Gloss reviews Hagiography
The cover of Jen Currin's second book of poetry features a quirky illustration of an old house on top of a mountain with a large halo inexplicably floating above it. The poems in Hagiography are equally eccentric and intriguing, and do indeed elevate odd fragments of life. Traditionally, hagiography is writing about the lives of saints; Currin plays with this concept and shoves haloes onto strong, familiar images that are sacred in poetry: trees, mountains, the sea, fish, fire, birds. In a tone reminiscent of fairy tales and mythology, Currin spins archetypal images into poems that are incongruous and whimsical.

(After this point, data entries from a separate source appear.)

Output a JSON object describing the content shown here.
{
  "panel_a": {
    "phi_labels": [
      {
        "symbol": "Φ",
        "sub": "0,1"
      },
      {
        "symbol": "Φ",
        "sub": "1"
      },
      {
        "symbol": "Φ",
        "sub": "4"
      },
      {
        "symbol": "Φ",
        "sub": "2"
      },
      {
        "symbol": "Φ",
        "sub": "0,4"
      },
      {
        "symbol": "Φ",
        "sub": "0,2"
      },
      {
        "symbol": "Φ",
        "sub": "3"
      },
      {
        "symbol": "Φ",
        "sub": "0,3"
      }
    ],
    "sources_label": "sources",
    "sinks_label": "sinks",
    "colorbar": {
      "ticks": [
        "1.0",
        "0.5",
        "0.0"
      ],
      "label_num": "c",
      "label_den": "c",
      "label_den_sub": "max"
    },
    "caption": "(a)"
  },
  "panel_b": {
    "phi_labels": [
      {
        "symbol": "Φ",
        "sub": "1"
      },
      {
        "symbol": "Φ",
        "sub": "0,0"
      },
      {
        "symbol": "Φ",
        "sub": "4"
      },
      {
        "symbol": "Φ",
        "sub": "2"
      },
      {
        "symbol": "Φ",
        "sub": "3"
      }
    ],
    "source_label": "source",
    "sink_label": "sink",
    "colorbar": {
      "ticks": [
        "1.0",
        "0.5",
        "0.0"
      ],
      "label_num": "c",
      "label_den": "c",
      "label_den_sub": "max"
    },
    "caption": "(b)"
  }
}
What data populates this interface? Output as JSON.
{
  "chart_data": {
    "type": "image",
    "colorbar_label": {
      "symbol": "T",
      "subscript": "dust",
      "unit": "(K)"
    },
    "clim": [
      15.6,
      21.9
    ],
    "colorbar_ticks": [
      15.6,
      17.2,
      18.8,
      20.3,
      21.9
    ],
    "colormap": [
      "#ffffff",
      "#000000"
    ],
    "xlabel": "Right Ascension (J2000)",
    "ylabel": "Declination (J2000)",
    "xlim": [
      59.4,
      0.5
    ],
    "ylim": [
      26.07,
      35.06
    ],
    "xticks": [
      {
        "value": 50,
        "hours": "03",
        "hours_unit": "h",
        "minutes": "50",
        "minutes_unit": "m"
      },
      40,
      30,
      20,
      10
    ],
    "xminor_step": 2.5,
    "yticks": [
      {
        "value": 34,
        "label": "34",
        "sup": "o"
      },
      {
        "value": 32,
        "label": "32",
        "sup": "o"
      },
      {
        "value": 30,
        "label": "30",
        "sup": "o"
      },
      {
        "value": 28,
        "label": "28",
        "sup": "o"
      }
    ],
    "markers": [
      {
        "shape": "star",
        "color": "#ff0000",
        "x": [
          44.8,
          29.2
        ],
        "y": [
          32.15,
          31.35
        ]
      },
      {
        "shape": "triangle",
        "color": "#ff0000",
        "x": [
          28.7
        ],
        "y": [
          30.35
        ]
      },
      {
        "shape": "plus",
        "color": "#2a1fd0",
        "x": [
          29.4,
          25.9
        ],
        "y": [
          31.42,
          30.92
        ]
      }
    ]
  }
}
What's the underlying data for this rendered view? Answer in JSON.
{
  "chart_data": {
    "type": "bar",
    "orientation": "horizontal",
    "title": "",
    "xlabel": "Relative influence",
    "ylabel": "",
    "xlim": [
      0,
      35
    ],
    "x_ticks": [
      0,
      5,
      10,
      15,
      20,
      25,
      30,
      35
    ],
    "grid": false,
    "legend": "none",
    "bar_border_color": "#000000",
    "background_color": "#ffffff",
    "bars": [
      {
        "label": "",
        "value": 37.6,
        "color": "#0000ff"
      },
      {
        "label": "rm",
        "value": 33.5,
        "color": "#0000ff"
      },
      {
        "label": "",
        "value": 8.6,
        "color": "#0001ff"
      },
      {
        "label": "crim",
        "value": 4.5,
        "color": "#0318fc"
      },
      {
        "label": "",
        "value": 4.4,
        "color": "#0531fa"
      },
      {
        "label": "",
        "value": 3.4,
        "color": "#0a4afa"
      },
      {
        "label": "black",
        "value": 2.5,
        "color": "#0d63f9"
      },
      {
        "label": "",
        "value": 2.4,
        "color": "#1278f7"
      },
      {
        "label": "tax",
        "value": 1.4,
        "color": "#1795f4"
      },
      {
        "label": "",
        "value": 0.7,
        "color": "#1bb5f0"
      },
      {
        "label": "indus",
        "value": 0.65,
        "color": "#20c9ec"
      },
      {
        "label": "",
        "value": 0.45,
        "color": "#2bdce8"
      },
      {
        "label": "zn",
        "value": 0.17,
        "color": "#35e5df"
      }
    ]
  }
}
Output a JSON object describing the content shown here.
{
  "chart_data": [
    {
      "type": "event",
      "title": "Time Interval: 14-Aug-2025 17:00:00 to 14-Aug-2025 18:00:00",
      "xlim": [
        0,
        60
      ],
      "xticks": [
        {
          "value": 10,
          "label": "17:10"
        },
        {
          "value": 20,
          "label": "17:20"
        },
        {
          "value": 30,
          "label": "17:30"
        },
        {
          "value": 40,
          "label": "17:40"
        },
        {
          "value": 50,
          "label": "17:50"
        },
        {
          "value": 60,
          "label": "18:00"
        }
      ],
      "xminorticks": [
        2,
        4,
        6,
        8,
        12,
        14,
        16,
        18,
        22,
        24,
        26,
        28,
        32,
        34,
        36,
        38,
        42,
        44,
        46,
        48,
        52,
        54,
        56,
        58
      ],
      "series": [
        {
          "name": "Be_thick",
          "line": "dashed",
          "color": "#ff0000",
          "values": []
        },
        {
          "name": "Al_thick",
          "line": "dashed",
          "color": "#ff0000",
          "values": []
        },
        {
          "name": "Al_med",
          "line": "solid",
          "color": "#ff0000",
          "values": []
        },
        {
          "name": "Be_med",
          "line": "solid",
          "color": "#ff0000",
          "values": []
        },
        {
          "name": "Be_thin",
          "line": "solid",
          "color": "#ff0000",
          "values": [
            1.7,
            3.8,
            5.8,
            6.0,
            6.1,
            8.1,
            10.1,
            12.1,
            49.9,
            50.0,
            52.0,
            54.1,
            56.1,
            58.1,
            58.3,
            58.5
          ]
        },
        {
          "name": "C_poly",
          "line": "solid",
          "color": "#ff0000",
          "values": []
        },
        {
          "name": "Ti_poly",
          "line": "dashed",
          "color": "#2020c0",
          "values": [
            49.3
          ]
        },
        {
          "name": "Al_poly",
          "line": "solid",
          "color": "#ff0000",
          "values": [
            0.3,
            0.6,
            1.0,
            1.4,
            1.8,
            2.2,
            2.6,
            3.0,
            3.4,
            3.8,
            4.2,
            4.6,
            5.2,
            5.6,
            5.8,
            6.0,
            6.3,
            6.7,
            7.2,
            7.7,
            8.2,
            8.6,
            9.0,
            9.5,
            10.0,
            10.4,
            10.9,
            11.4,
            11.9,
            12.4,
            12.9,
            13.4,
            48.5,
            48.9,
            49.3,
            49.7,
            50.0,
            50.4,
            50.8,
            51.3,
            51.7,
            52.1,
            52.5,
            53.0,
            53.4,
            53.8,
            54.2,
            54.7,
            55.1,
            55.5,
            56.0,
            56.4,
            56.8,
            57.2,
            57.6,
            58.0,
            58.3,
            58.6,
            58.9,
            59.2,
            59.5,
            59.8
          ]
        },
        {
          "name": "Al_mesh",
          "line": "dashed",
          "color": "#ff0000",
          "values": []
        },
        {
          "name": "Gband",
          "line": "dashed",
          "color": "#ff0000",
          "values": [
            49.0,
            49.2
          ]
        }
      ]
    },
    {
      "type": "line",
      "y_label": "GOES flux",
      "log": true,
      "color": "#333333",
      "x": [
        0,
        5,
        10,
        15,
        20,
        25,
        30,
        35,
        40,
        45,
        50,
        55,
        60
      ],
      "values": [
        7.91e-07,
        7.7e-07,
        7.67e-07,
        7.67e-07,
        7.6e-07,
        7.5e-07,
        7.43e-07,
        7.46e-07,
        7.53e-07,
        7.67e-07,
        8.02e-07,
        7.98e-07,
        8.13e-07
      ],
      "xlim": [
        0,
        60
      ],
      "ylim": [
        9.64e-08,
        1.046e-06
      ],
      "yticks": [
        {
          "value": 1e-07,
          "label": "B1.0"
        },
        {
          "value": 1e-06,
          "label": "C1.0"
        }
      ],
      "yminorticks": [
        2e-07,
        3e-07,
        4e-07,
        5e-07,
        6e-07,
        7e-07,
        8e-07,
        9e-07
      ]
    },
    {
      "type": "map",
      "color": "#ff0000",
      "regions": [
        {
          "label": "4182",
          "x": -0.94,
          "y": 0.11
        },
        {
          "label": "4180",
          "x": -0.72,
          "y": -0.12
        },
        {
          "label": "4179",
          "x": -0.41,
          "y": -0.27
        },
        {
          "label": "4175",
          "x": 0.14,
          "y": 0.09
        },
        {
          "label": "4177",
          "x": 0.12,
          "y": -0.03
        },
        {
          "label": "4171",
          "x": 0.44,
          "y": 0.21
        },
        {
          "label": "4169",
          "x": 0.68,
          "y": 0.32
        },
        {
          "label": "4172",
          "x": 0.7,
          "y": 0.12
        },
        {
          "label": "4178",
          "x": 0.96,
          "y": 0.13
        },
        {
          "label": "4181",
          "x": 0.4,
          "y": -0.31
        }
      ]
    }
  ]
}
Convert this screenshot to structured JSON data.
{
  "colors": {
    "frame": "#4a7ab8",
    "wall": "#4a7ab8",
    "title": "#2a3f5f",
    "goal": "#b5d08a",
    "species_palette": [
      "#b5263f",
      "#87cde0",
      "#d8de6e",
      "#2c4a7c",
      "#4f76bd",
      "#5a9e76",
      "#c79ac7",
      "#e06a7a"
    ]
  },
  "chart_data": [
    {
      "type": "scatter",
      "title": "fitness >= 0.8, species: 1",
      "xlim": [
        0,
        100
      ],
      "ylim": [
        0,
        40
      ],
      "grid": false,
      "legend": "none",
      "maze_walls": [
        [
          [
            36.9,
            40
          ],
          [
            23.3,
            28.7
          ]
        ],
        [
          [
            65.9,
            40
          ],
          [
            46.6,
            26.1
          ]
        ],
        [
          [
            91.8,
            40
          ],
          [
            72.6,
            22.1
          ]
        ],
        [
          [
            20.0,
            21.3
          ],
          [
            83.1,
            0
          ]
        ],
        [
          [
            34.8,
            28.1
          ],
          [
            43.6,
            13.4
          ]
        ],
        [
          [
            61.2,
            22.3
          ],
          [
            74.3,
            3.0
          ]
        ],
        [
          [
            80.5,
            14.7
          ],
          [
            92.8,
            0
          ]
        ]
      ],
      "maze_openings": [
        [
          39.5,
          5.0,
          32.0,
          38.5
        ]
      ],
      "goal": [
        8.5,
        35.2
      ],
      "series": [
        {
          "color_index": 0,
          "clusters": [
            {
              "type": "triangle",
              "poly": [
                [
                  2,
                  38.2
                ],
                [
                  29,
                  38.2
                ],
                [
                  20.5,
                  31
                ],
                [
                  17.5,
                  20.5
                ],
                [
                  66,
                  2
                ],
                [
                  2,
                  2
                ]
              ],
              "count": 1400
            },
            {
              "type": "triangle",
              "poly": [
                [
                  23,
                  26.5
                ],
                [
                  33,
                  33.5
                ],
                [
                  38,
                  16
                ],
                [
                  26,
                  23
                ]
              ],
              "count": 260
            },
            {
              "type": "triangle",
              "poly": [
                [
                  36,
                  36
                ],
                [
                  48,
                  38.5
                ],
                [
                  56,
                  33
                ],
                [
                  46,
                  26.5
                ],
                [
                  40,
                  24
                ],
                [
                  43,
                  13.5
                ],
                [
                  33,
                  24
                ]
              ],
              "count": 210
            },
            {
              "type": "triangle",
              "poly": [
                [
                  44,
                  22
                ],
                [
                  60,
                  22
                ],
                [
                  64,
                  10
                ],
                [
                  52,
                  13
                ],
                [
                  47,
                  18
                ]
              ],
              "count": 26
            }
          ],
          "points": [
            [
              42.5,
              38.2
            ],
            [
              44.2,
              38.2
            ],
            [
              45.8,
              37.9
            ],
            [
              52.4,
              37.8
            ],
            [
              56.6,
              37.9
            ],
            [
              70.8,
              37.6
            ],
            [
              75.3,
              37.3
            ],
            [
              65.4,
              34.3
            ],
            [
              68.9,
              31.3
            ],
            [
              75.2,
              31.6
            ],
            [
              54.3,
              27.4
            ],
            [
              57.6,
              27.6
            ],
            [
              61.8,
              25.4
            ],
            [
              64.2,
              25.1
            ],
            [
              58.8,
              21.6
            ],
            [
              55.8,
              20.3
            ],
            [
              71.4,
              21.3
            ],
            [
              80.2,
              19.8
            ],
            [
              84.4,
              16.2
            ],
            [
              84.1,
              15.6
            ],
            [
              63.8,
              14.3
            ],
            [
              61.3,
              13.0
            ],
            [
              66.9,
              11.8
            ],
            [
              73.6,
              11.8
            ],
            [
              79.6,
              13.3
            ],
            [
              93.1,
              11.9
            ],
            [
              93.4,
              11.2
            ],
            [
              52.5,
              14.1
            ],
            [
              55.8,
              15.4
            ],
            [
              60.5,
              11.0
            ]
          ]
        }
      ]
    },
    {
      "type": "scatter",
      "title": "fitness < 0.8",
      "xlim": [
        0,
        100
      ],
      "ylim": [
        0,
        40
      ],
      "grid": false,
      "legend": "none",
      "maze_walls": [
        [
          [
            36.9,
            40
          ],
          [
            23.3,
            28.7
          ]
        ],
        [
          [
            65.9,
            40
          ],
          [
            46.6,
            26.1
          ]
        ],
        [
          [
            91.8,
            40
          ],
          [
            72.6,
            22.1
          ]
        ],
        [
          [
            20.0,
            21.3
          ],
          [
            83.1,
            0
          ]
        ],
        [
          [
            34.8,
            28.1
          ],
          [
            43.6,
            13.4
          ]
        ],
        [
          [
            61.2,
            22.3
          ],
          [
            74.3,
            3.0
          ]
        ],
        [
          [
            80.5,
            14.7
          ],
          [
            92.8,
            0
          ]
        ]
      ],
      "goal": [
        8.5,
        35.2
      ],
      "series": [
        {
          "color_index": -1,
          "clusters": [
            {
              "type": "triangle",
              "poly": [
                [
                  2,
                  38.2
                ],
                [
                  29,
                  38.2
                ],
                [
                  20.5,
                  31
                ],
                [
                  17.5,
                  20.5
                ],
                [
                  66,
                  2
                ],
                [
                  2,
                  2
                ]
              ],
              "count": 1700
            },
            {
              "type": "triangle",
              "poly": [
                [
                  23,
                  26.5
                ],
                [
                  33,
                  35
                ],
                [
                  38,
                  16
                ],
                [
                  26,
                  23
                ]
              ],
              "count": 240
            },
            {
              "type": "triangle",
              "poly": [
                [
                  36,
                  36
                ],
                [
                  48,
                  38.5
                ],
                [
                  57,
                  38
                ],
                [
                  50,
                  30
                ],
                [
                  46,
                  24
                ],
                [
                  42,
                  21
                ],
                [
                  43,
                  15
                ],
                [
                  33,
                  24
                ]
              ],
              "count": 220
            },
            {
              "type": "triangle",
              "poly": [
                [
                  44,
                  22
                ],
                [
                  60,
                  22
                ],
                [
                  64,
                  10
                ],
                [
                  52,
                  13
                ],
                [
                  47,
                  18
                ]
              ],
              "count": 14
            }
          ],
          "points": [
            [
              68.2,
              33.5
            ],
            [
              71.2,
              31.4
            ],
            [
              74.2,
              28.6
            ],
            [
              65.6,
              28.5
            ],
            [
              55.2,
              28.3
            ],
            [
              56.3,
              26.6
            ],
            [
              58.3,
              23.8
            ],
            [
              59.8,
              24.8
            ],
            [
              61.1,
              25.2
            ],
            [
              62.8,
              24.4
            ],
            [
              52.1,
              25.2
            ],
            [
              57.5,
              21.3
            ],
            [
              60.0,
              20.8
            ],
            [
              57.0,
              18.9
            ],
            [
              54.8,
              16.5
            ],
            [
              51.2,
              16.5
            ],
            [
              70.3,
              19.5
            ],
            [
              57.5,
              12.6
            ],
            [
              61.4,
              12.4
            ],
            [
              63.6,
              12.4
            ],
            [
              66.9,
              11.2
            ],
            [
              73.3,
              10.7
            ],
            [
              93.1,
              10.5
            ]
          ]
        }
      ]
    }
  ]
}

Hagiography isn't grounded in the real world; rather, her best poems read like dreams, full of pieces of ordinary life that have been transformed into mysterious messages. In 'It Was One of Us, Night or Day,' Currin explains, 'Each tree had to be thanked/ so I set to my task ... The spirits urged me to hold up a branch/ and act like a magician/ but I refused./ Since birth I have been afraid of stories.' Despite her apparent fear of stories, Currin is unmistakably drawn to folklore and the eerie images that often accompany storytelling. In 'A Bat Unveiled' she laments, 'A tree falls to its knees./ I become the sudden murderer,/ unable to recognize the radishes/ of my hands.'
At times, it seems the poems try to out-weird one another with their arbitrary titles and baffling syntax. 'Shadow/Distinction' begins, 'Boys of the frog illiterate/ lighten our studies/ in the man-woman-tiger church.' 'Acrobats Glow in the Dark' matter-of-factly explains, 'The carnival is a block away./ The brothel where we clip our fingernails/ when we are in the mood.' I recommend that you have patience with the collection, for the majority of Currin's poems succeed in transforming the archetypal into the fresh, strange and spiritual.